Beni fark ettiğinde,oturduğu yerden hemen kalkarak yanıma gelmişti.
"Boncuk.. neden bizden birine seslenmeden buralara kadar geldin? Ayağın yeni yeni iyileşiyordu" sitem edercesine söylediği sözlere göz devirmiştim.
Bana elini uzatacakken geri çekilmiştim. Boşta kalan eline baktıktan sonra bakışlarıni bana çevirmişti. Bir şey dememi bekliyordu. Olan öfkemi kusmaya hazırdım aslında.
"Azra. Konuşabilir miyiz?"
"T-Tabi.."
Derin nefes alıp vermiştim. Ve birlikte biraz yurüyerek evin yanında ki yeşil kulubenin yanına gelmiştik.
"Ecem bana Zerrin'den intikam almayı düşündüğünüzü anlattı ve bunun için içeriden hem memur hem mahkum birinden yardım alacağınızı söyledi. Doğru mu?"
Kaşlarıni çatmıştı.
"Evet doğru da neden sordun bunu şimdi boncuk?"
"Peki bunun asıl sebebi ben miyim?"
"Yani evet" demişti.
"İstemiyorum"
Anlamayan gözlerle bana bakıyordu.
"Derken?"
"İntikam almanızı istemiyorum Azra."
Duyduğu cümle ile gözlerimin içine içine bakmaya devam ederken hissettiğim duygu patlamalarını artık sorgulamıyordum.
"Anlamadım Deniz? İstemiyorum ne demek? Bunca yılın hesabı elbet sor-"
"Sorulmayacak."
Sinirlenmeye basladığını sıktıgı yumruktan anlamıştım.
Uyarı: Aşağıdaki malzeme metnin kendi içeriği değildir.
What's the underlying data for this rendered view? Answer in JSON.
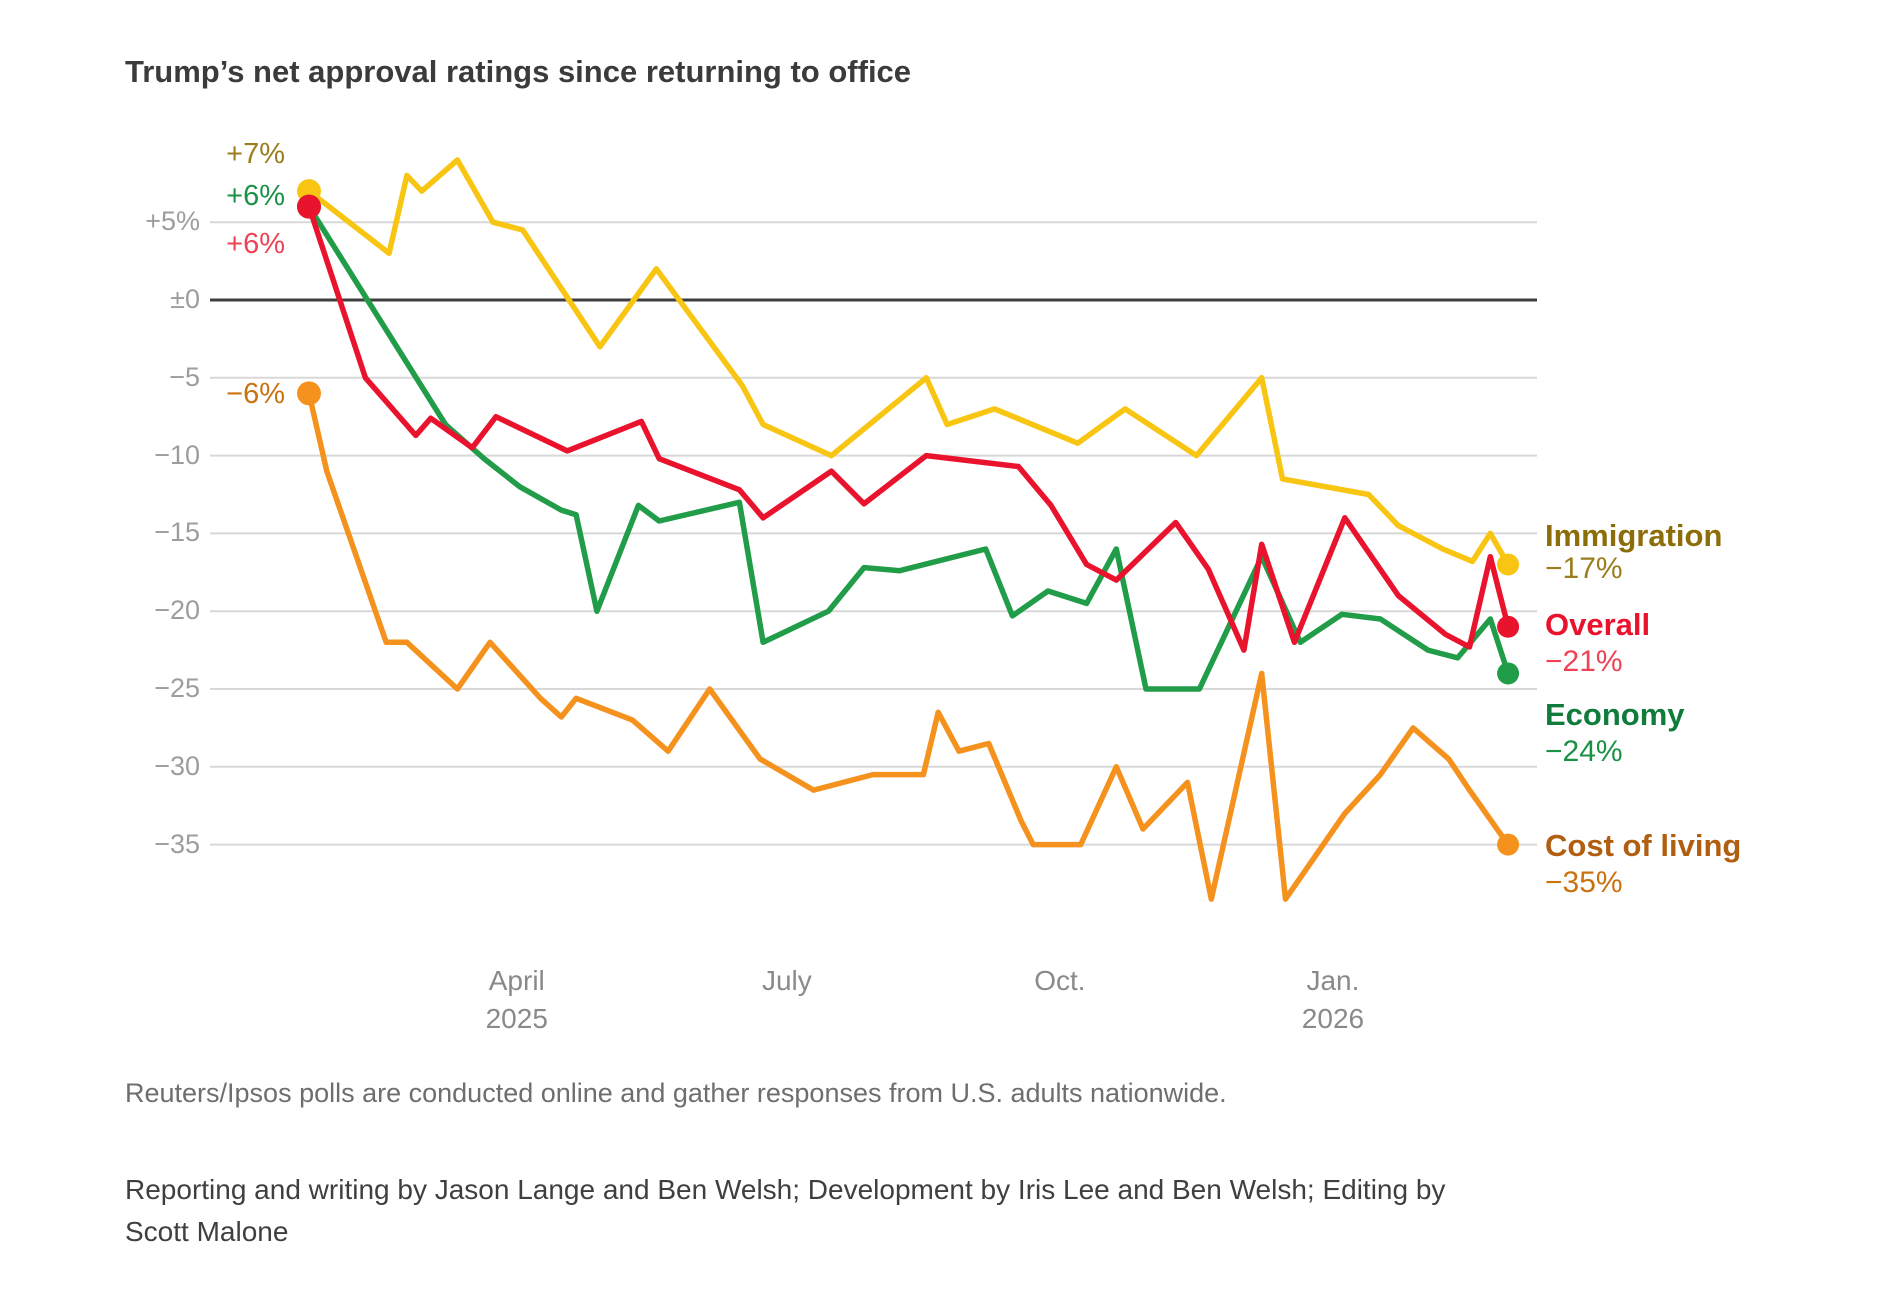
{
  "title": "Trump’s net approval ratings since returning to office",
  "footnote": "Reuters/Ipsos polls are conducted online and gather responses from U.S. adults nationwide.",
  "credit_line1": "Reporting and writing by Jason Lange and Ben Welsh; Development by Iris Lee and Ben Welsh; Editing by",
  "credit_line2": "Scott Malone",
  "chart_data": {
    "type": "line",
    "x_unit": "poll date, days since 2025-01-21",
    "xlim_days": [
      0,
      404
    ],
    "ylim": [
      -40,
      12
    ],
    "grid": true,
    "zero_line": 0,
    "legend_position": "right",
    "x_ticks": [
      {
        "label": "April",
        "sublabel": "2025",
        "t": 70
      },
      {
        "label": "July",
        "t": 161
      },
      {
        "label": "Oct.",
        "t": 253
      },
      {
        "label": "Jan.",
        "sublabel": "2026",
        "t": 345
      }
    ],
    "y_ticks": [
      {
        "label": "+5%",
        "value": 5
      },
      {
        "label": "±0",
        "value": 0
      },
      {
        "label": "−5",
        "value": -5
      },
      {
        "label": "−10",
        "value": -10
      },
      {
        "label": "−15",
        "value": -15
      },
      {
        "label": "−20",
        "value": -20
      },
      {
        "label": "−25",
        "value": -25
      },
      {
        "label": "−30",
        "value": -30
      },
      {
        "label": "−35",
        "value": -35
      }
    ],
    "series": [
      {
        "name": "Immigration",
        "start_label": "+7%",
        "end_label": "−17%",
        "color": "#f9c513",
        "label_color": "#8c6d0a",
        "value_color": "#9a7e1e",
        "points": [
          [
            0,
            7
          ],
          [
            27,
            3
          ],
          [
            33,
            8
          ],
          [
            38,
            7
          ],
          [
            50,
            9
          ],
          [
            62,
            5
          ],
          [
            72,
            4.5
          ],
          [
            98,
            -3
          ],
          [
            117,
            2
          ],
          [
            146,
            -5.5
          ],
          [
            153,
            -8
          ],
          [
            176,
            -10
          ],
          [
            208,
            -5
          ],
          [
            215,
            -8
          ],
          [
            231,
            -7
          ],
          [
            259,
            -9.2
          ],
          [
            275,
            -7
          ],
          [
            299,
            -10
          ],
          [
            321,
            -5
          ],
          [
            328,
            -11.5
          ],
          [
            357,
            -12.5
          ],
          [
            367,
            -14.5
          ],
          [
            382,
            -16
          ],
          [
            392,
            -16.8
          ],
          [
            398,
            -15
          ],
          [
            404,
            -17
          ]
        ]
      },
      {
        "name": "Overall",
        "start_label": "+6%",
        "end_label": "−21%",
        "color": "#e9132e",
        "label_color": "#e9132e",
        "value_color": "#ee4255",
        "points": [
          [
            0,
            6
          ],
          [
            19,
            -5
          ],
          [
            36,
            -8.7
          ],
          [
            41,
            -7.6
          ],
          [
            55,
            -9.5
          ],
          [
            63,
            -7.5
          ],
          [
            87,
            -9.7
          ],
          [
            112,
            -7.8
          ],
          [
            118,
            -10.2
          ],
          [
            145,
            -12.2
          ],
          [
            153,
            -14
          ],
          [
            176,
            -11
          ],
          [
            187,
            -13.1
          ],
          [
            208,
            -10
          ],
          [
            239,
            -10.7
          ],
          [
            250,
            -13.2
          ],
          [
            262,
            -17
          ],
          [
            272,
            -18
          ],
          [
            292,
            -14.3
          ],
          [
            303,
            -17.3
          ],
          [
            315,
            -22.5
          ],
          [
            321,
            -15.7
          ],
          [
            332,
            -22
          ],
          [
            349,
            -14
          ],
          [
            367,
            -19
          ],
          [
            383,
            -21.5
          ],
          [
            391,
            -22.3
          ],
          [
            398,
            -16.5
          ],
          [
            404,
            -21
          ]
        ]
      },
      {
        "name": "Economy",
        "start_label": "+6%",
        "end_label": "−24%",
        "color": "#219c49",
        "label_color": "#107c3c",
        "value_color": "#1b9146",
        "points": [
          [
            0,
            6
          ],
          [
            46,
            -8
          ],
          [
            59,
            -10.2
          ],
          [
            71,
            -12
          ],
          [
            85,
            -13.5
          ],
          [
            90,
            -13.8
          ],
          [
            97,
            -20
          ],
          [
            111,
            -13.2
          ],
          [
            118,
            -14.2
          ],
          [
            145,
            -13
          ],
          [
            153,
            -22
          ],
          [
            175,
            -20
          ],
          [
            187,
            -17.2
          ],
          [
            199,
            -17.4
          ],
          [
            228,
            -16
          ],
          [
            237,
            -20.3
          ],
          [
            249,
            -18.7
          ],
          [
            262,
            -19.5
          ],
          [
            272,
            -16
          ],
          [
            282,
            -25
          ],
          [
            300,
            -25
          ],
          [
            321,
            -16.5
          ],
          [
            334,
            -22
          ],
          [
            348,
            -20.2
          ],
          [
            361,
            -20.5
          ],
          [
            377,
            -22.5
          ],
          [
            387,
            -23
          ],
          [
            398,
            -20.5
          ],
          [
            404,
            -24
          ]
        ]
      },
      {
        "name": "Cost of living",
        "start_label": "−6%",
        "end_label": "−35%",
        "color": "#f5921e",
        "label_color": "#b15e11",
        "value_color": "#c9720e",
        "points": [
          [
            0,
            -6
          ],
          [
            6,
            -11
          ],
          [
            26,
            -22
          ],
          [
            33,
            -22
          ],
          [
            50,
            -25
          ],
          [
            61,
            -22
          ],
          [
            78,
            -25.6
          ],
          [
            85,
            -26.8
          ],
          [
            90,
            -25.6
          ],
          [
            109,
            -27
          ],
          [
            121,
            -29
          ],
          [
            135,
            -25
          ],
          [
            152,
            -29.5
          ],
          [
            170,
            -31.5
          ],
          [
            190,
            -30.5
          ],
          [
            207,
            -30.5
          ],
          [
            212,
            -26.5
          ],
          [
            219,
            -29
          ],
          [
            229,
            -28.5
          ],
          [
            240,
            -33.5
          ],
          [
            244,
            -35
          ],
          [
            260,
            -35
          ],
          [
            272,
            -30
          ],
          [
            281,
            -34
          ],
          [
            296,
            -31
          ],
          [
            304,
            -38.5
          ],
          [
            321,
            -24
          ],
          [
            329,
            -38.5
          ],
          [
            349,
            -33
          ],
          [
            361,
            -30.5
          ],
          [
            372,
            -27.5
          ],
          [
            384,
            -29.5
          ],
          [
            391,
            -31.5
          ],
          [
            404,
            -35
          ]
        ]
      }
    ]
  }
}
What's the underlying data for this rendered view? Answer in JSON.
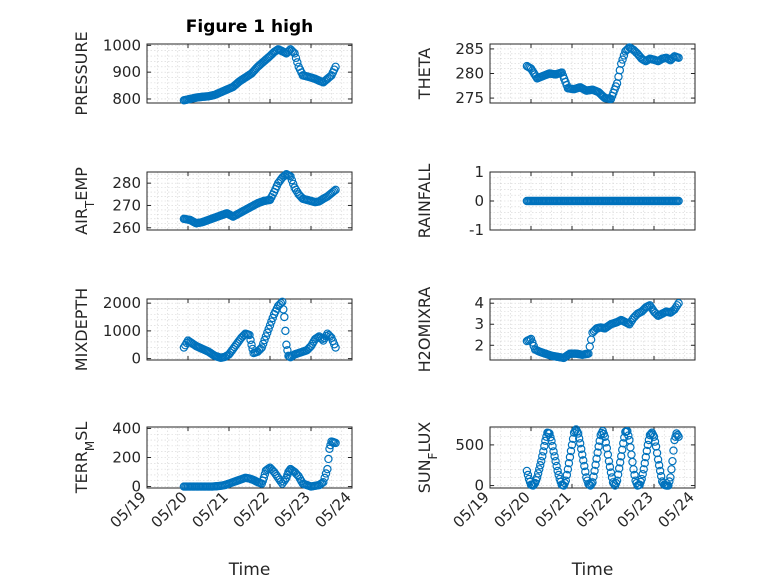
{
  "colors": {
    "marker": "#0072BD",
    "axes": "#262626",
    "grid": "#d3d3d3"
  },
  "chart_data": [
    {
      "type": "scatter",
      "title": "Figure 1 high",
      "ylabel": "PRESSURE",
      "ylim": [
        785,
        1005
      ],
      "yticks": [
        "800",
        "900",
        "1000"
      ],
      "ytick_values": [
        800,
        900,
        1000
      ],
      "xlim": [
        0,
        5
      ],
      "xticks": [],
      "xlabel": "",
      "grid": true,
      "x": [
        0.9,
        1.05,
        1.2,
        1.35,
        1.5,
        1.65,
        1.8,
        1.95,
        2.1,
        2.25,
        2.4,
        2.55,
        2.7,
        2.85,
        3.0,
        3.1,
        3.2,
        3.3,
        3.4,
        3.5,
        3.6,
        3.7,
        3.8,
        3.9,
        4.0,
        4.1,
        4.2,
        4.3,
        4.4,
        4.5,
        4.6
      ],
      "y": [
        795,
        800,
        805,
        808,
        810,
        815,
        825,
        835,
        845,
        865,
        880,
        895,
        920,
        940,
        960,
        975,
        985,
        978,
        970,
        985,
        970,
        920,
        888,
        884,
        880,
        875,
        868,
        862,
        875,
        888,
        920
      ]
    },
    {
      "type": "scatter",
      "title": "",
      "ylabel": "THETA",
      "ylim": [
        274,
        286
      ],
      "yticks": [
        "275",
        "280",
        "285"
      ],
      "ytick_values": [
        275,
        280,
        285
      ],
      "xlim": [
        0,
        5
      ],
      "xticks": [],
      "xlabel": "",
      "grid": true,
      "x": [
        0.9,
        1.0,
        1.15,
        1.3,
        1.45,
        1.6,
        1.75,
        1.9,
        2.05,
        2.2,
        2.35,
        2.5,
        2.65,
        2.8,
        2.95,
        3.1,
        3.2,
        3.3,
        3.4,
        3.5,
        3.6,
        3.7,
        3.8,
        3.9,
        4.0,
        4.1,
        4.2,
        4.3,
        4.4,
        4.5,
        4.6
      ],
      "y": [
        281.5,
        281,
        279,
        279.5,
        280,
        279.8,
        280.2,
        277,
        276.8,
        277.2,
        276.5,
        276.7,
        276.2,
        275,
        274.8,
        278,
        282,
        284.5,
        285.3,
        284.8,
        284,
        283,
        282.5,
        283,
        282.8,
        282.5,
        283,
        283.2,
        282.7,
        283.5,
        283.2
      ]
    },
    {
      "type": "scatter",
      "title": "",
      "ylabel": "AIR_TEMP",
      "ylim": [
        259,
        285
      ],
      "yticks": [
        "260",
        "270",
        "280"
      ],
      "ytick_values": [
        260,
        270,
        280
      ],
      "xlim": [
        0,
        5
      ],
      "xticks": [],
      "xlabel": "",
      "grid": true,
      "x": [
        0.9,
        1.05,
        1.2,
        1.35,
        1.5,
        1.65,
        1.8,
        1.95,
        2.1,
        2.25,
        2.4,
        2.55,
        2.7,
        2.85,
        3.0,
        3.1,
        3.2,
        3.3,
        3.4,
        3.5,
        3.6,
        3.7,
        3.8,
        3.9,
        4.0,
        4.1,
        4.2,
        4.3,
        4.4,
        4.5,
        4.6
      ],
      "y": [
        264,
        263.5,
        262,
        262.5,
        263.5,
        264.5,
        265.5,
        266.5,
        265,
        266.5,
        268,
        269.5,
        271,
        272,
        272.5,
        276,
        280,
        282.5,
        284,
        283,
        278,
        275,
        273,
        272.5,
        272,
        271.5,
        271.8,
        273,
        274,
        275.5,
        277
      ]
    },
    {
      "type": "scatter",
      "title": "",
      "ylabel": "RAINFALL",
      "ylim": [
        -1,
        1
      ],
      "yticks": [
        "-1",
        "0",
        "1"
      ],
      "ytick_values": [
        -1,
        0,
        1
      ],
      "xlim": [
        0,
        5
      ],
      "xticks": [],
      "xlabel": "",
      "grid": true,
      "x": [
        0.9,
        1.0,
        1.1,
        1.2,
        1.3,
        1.4,
        1.5,
        1.6,
        1.7,
        1.8,
        1.9,
        2.0,
        2.1,
        2.2,
        2.3,
        2.4,
        2.5,
        2.6,
        2.7,
        2.8,
        2.9,
        3.0,
        3.1,
        3.2,
        3.3,
        3.4,
        3.5,
        3.6,
        3.7,
        3.8,
        3.9,
        4.0,
        4.1,
        4.2,
        4.3,
        4.4,
        4.5,
        4.6
      ],
      "y": [
        0,
        0,
        0,
        0,
        0,
        0,
        0,
        0,
        0,
        0,
        0,
        0,
        0,
        0,
        0,
        0,
        0,
        0,
        0,
        0,
        0,
        0,
        0,
        0,
        0,
        0,
        0,
        0,
        0,
        0,
        0,
        0,
        0,
        0,
        0,
        0,
        0,
        0
      ]
    },
    {
      "type": "scatter",
      "title": "",
      "ylabel": "MIXDEPTH",
      "ylim": [
        -50,
        2150
      ],
      "yticks": [
        "0",
        "1000",
        "2000"
      ],
      "ytick_values": [
        0,
        1000,
        2000
      ],
      "xlim": [
        0,
        5
      ],
      "xticks": [],
      "xlabel": "",
      "grid": true,
      "x": [
        0.9,
        1.0,
        1.1,
        1.2,
        1.35,
        1.5,
        1.65,
        1.8,
        1.9,
        2.0,
        2.1,
        2.2,
        2.3,
        2.4,
        2.5,
        2.55,
        2.6,
        2.7,
        2.8,
        2.9,
        3.0,
        3.1,
        3.2,
        3.3,
        3.35,
        3.4,
        3.45,
        3.5,
        3.6,
        3.7,
        3.8,
        3.9,
        4.0,
        4.1,
        4.2,
        4.3,
        4.4,
        4.5,
        4.6
      ],
      "y": [
        400,
        650,
        550,
        450,
        350,
        250,
        100,
        30,
        60,
        150,
        350,
        550,
        750,
        900,
        850,
        500,
        200,
        250,
        400,
        800,
        1200,
        1600,
        1900,
        2050,
        1500,
        500,
        100,
        50,
        150,
        200,
        250,
        300,
        450,
        700,
        800,
        650,
        900,
        750,
        400
      ]
    },
    {
      "type": "scatter",
      "title": "",
      "ylabel": "H2OMIXRA",
      "ylim": [
        1.3,
        4.2
      ],
      "yticks": [
        "2",
        "3",
        "4"
      ],
      "ytick_values": [
        2,
        3,
        4
      ],
      "xlim": [
        0,
        5
      ],
      "xticks": [],
      "xlabel": "",
      "grid": true,
      "x": [
        0.9,
        1.0,
        1.1,
        1.2,
        1.35,
        1.5,
        1.65,
        1.8,
        1.95,
        2.1,
        2.25,
        2.4,
        2.5,
        2.6,
        2.7,
        2.8,
        2.95,
        3.1,
        3.2,
        3.3,
        3.4,
        3.5,
        3.6,
        3.7,
        3.8,
        3.9,
        4.0,
        4.1,
        4.2,
        4.3,
        4.4,
        4.5,
        4.6
      ],
      "y": [
        2.2,
        2.3,
        1.8,
        1.7,
        1.6,
        1.5,
        1.45,
        1.4,
        1.6,
        1.6,
        1.55,
        1.6,
        2.6,
        2.8,
        2.85,
        2.8,
        3.0,
        3.1,
        3.2,
        3.1,
        3.0,
        3.3,
        3.5,
        3.6,
        3.8,
        3.9,
        3.6,
        3.4,
        3.5,
        3.6,
        3.55,
        3.7,
        4.0
      ]
    },
    {
      "type": "scatter",
      "title": "",
      "ylabel": "TERR_MSL",
      "ylim": [
        -10,
        410
      ],
      "yticks": [
        "0",
        "200",
        "400"
      ],
      "ytick_values": [
        0,
        200,
        400
      ],
      "xlim": [
        0,
        5
      ],
      "xticks": [
        "05/19",
        "05/20",
        "05/21",
        "05/22",
        "05/23",
        "05/24"
      ],
      "xtick_values": [
        0,
        1,
        2,
        3,
        4,
        5
      ],
      "xlabel": "Time",
      "grid": true,
      "x": [
        0.9,
        1.0,
        1.1,
        1.2,
        1.3,
        1.4,
        1.5,
        1.6,
        1.7,
        1.8,
        1.9,
        2.0,
        2.1,
        2.2,
        2.3,
        2.4,
        2.5,
        2.6,
        2.7,
        2.8,
        2.85,
        2.9,
        3.0,
        3.1,
        3.2,
        3.3,
        3.4,
        3.45,
        3.5,
        3.6,
        3.7,
        3.8,
        3.9,
        4.0,
        4.1,
        4.2,
        4.3,
        4.4,
        4.45,
        4.5,
        4.6
      ],
      "y": [
        0,
        0,
        0,
        0,
        0,
        0,
        0,
        0,
        2,
        5,
        10,
        20,
        30,
        40,
        50,
        60,
        55,
        45,
        30,
        20,
        60,
        110,
        130,
        100,
        60,
        20,
        60,
        100,
        120,
        100,
        70,
        20,
        10,
        0,
        5,
        10,
        30,
        120,
        260,
        310,
        300
      ]
    },
    {
      "type": "scatter",
      "title": "",
      "ylabel": "SUN_FLUX",
      "ylim": [
        -30,
        720
      ],
      "yticks": [
        "0",
        "500"
      ],
      "ytick_values": [
        0,
        500
      ],
      "xlim": [
        0,
        5
      ],
      "xticks": [
        "05/19",
        "05/20",
        "05/21",
        "05/22",
        "05/23",
        "05/24"
      ],
      "xtick_values": [
        0,
        1,
        2,
        3,
        4,
        5
      ],
      "xlabel": "Time",
      "grid": true,
      "x": [
        0.9,
        0.95,
        1.0,
        1.05,
        1.1,
        1.15,
        1.2,
        1.25,
        1.3,
        1.35,
        1.4,
        1.45,
        1.5,
        1.55,
        1.6,
        1.65,
        1.7,
        1.75,
        1.8,
        1.85,
        1.9,
        1.95,
        2.0,
        2.05,
        2.1,
        2.15,
        2.2,
        2.25,
        2.3,
        2.35,
        2.4,
        2.45,
        2.5,
        2.55,
        2.6,
        2.65,
        2.7,
        2.75,
        2.8,
        2.85,
        2.9,
        2.95,
        3.0,
        3.05,
        3.1,
        3.15,
        3.2,
        3.25,
        3.3,
        3.35,
        3.4,
        3.45,
        3.5,
        3.55,
        3.6,
        3.65,
        3.7,
        3.75,
        3.8,
        3.85,
        3.9,
        3.95,
        4.0,
        4.05,
        4.1,
        4.15,
        4.2,
        4.25,
        4.3,
        4.35,
        4.4,
        4.45,
        4.5,
        4.55,
        4.6
      ],
      "y": [
        180,
        80,
        10,
        0,
        30,
        100,
        200,
        300,
        420,
        550,
        650,
        640,
        550,
        420,
        300,
        180,
        80,
        10,
        0,
        60,
        200,
        350,
        500,
        650,
        690,
        640,
        520,
        380,
        240,
        100,
        20,
        0,
        40,
        180,
        330,
        480,
        620,
        670,
        600,
        460,
        300,
        160,
        40,
        0,
        60,
        210,
        360,
        520,
        660,
        670,
        560,
        380,
        200,
        60,
        0,
        10,
        80,
        200,
        350,
        500,
        620,
        650,
        600,
        480,
        320,
        180,
        50,
        10,
        0,
        0,
        100,
        300,
        560,
        640,
        600
      ]
    }
  ],
  "xtick_labels": [
    "05/19",
    "05/20",
    "05/21",
    "05/22",
    "05/23",
    "05/24"
  ]
}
Bense dik durup ona bakarken, gözlerini kapatıp nefes alıp vermişti.
"Deniz."..
Sakin kalmaya çalışıyor gibiydi.
"Bak bi planın varsa söyle. Ama planın yoksa karşıma geçipte hesap soramazsanız deme. Saçmalama"
"Sen kim oluyorsun da bu şekilde konuşuyorsun benimle,saçmalama filan"
Dişlerini sıkmıştı.
"Bak ruh hâlini saygıyla karşılıyorum. Hatırlamıyorsun,anlayışla karşılıyorum. Canımsın,canımızsın sen bizim. Ama bu konuda lütfen karşımda olma Deniz. Çünku eski Deniz olsaydı,onca acılardan dolayı, neden geç kaldınız diye hesap bile sorardı."
Tebessüm etmiştim son cümlesine.
"Farkında olmadığın bir seyi söyliyeyim Azra;ben Eski Deniz değilim. Ben kimim? Onu da bilmiyorum. "
"Kusura bakma Deniz ama bu dediğini ben dâhil içeride bulunan kimse kabul etmez. O içeri de küçük tatlı kız Öykü varya.. o bile kabul etmez bunu. Lütfen böyle bir şeyi ne sen söylemiş ol ne de ben duymuş olayım."
Tam gidecekken kolumdan tutmuştu.
"Azra.. " demiştim.
Tuttuğum kolunu hizlıca çekmişti kendine.
"Sakın Deniz. Sakın bu konuda karşımda olma."
Beni orada bırakıp gitmesini izlerken ben arkasından bakmıştım sadece.